Even that may not be enough for Beth, though, and I’m sorry to tell you this is simply something you have to live with. I sometimes think that what people hate more than being disliked is being misunderstood — this truth becomes apparent every time someone melts down online — so I know how desperately you would like to make your friend understand that you are not a bad person. Maybe you aren’t, I don’t know enough about you to make that call. But I would guess your deeper fear is that Beth understands you more clearly now than ever before, because you are the sort of person who profoundly betrays a close friend.

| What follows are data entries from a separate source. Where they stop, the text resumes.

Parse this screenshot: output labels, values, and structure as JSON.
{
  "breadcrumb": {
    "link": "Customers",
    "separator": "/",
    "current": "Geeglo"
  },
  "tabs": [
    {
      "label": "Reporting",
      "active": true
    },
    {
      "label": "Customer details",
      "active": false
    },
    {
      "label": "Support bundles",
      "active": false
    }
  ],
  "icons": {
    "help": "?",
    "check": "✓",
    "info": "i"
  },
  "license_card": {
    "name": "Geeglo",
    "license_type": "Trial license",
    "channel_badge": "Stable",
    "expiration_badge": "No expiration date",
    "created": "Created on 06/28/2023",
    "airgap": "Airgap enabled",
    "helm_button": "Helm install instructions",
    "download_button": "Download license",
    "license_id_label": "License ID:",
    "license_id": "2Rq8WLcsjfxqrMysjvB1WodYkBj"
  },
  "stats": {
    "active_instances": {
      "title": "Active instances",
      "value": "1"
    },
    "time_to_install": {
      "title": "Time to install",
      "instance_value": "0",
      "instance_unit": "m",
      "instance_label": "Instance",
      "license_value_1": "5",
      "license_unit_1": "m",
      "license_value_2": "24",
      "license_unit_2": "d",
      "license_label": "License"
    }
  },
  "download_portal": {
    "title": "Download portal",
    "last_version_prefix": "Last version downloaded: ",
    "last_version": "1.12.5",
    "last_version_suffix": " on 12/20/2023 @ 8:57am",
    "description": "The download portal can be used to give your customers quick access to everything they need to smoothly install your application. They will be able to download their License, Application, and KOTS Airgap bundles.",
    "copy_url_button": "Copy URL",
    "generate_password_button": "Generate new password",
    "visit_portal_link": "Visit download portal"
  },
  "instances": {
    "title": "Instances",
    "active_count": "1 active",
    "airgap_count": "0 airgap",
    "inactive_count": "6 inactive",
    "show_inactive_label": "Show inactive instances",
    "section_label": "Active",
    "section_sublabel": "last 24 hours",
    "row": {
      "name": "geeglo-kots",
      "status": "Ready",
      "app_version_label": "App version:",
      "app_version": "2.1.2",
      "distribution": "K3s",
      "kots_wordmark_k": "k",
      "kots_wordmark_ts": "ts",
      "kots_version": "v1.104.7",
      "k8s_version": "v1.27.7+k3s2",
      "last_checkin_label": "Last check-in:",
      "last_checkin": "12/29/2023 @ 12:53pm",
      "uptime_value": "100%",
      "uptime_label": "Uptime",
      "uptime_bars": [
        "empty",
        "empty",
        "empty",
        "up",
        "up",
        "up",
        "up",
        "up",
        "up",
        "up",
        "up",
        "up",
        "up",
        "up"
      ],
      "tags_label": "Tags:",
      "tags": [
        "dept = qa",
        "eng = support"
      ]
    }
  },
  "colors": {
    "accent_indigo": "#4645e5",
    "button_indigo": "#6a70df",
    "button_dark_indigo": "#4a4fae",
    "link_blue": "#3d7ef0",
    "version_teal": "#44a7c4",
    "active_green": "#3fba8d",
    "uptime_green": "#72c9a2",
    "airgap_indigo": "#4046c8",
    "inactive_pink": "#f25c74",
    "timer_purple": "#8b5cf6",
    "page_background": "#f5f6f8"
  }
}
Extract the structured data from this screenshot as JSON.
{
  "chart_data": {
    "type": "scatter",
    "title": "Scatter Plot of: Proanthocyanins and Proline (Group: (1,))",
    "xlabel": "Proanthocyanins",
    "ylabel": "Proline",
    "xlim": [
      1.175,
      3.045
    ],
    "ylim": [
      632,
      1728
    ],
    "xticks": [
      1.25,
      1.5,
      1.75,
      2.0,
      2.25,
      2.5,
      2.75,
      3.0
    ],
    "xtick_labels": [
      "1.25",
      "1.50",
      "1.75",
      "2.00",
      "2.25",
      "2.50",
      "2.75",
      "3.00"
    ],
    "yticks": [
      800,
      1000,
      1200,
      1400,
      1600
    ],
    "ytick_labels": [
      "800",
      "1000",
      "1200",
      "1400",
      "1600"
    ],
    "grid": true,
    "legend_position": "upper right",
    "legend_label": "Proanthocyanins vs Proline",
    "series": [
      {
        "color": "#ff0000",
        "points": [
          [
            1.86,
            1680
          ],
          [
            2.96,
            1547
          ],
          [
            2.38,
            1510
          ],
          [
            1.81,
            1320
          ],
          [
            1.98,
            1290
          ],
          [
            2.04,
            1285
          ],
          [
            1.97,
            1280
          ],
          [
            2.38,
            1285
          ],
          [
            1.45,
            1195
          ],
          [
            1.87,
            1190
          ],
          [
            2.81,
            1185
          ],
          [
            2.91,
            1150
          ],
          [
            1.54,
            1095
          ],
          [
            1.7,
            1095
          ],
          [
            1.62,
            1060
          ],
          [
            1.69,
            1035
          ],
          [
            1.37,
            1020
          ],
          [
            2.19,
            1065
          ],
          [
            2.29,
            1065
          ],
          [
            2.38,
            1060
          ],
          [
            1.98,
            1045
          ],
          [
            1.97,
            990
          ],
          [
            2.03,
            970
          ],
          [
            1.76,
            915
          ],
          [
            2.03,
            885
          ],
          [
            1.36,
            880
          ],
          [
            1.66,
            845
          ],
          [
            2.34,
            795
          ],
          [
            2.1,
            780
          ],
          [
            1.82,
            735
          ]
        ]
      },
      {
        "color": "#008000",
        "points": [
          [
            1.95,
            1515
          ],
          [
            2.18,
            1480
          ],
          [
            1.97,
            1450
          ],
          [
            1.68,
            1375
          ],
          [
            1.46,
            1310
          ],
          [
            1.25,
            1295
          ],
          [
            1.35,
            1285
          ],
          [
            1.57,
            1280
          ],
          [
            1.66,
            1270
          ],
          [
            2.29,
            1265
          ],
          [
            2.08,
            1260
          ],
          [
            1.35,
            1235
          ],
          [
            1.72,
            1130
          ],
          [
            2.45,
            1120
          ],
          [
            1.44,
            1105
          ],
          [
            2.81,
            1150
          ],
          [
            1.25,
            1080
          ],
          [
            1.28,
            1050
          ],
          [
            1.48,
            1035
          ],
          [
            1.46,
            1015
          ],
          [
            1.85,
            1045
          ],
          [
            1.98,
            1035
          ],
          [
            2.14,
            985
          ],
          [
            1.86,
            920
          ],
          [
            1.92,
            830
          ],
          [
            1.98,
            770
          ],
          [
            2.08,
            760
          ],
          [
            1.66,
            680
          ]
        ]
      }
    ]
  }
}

There is going to be at least one person out there who knows this about you, forever, and this fact will likely enter your brain at odd times for decades. Rather than hide from it, which is what you are in some ways trying to do by asking for forgiveness, you can use this to make sure you never, ever behave in such a way again. Shame gets a bad rap, but it’s not always a bad thing. You did something shameful and this is the consequence.

I think it’s pretty obvious that you were trying to blow up your own life, and that’s a feeling I know very well. The problem is that you just keep on living in the rubble. Beth is likely busy rebuilding, but in contrast to you she wasn’t an agent in the destruction. Leave her alone while you do the hard work of figuring out why you were.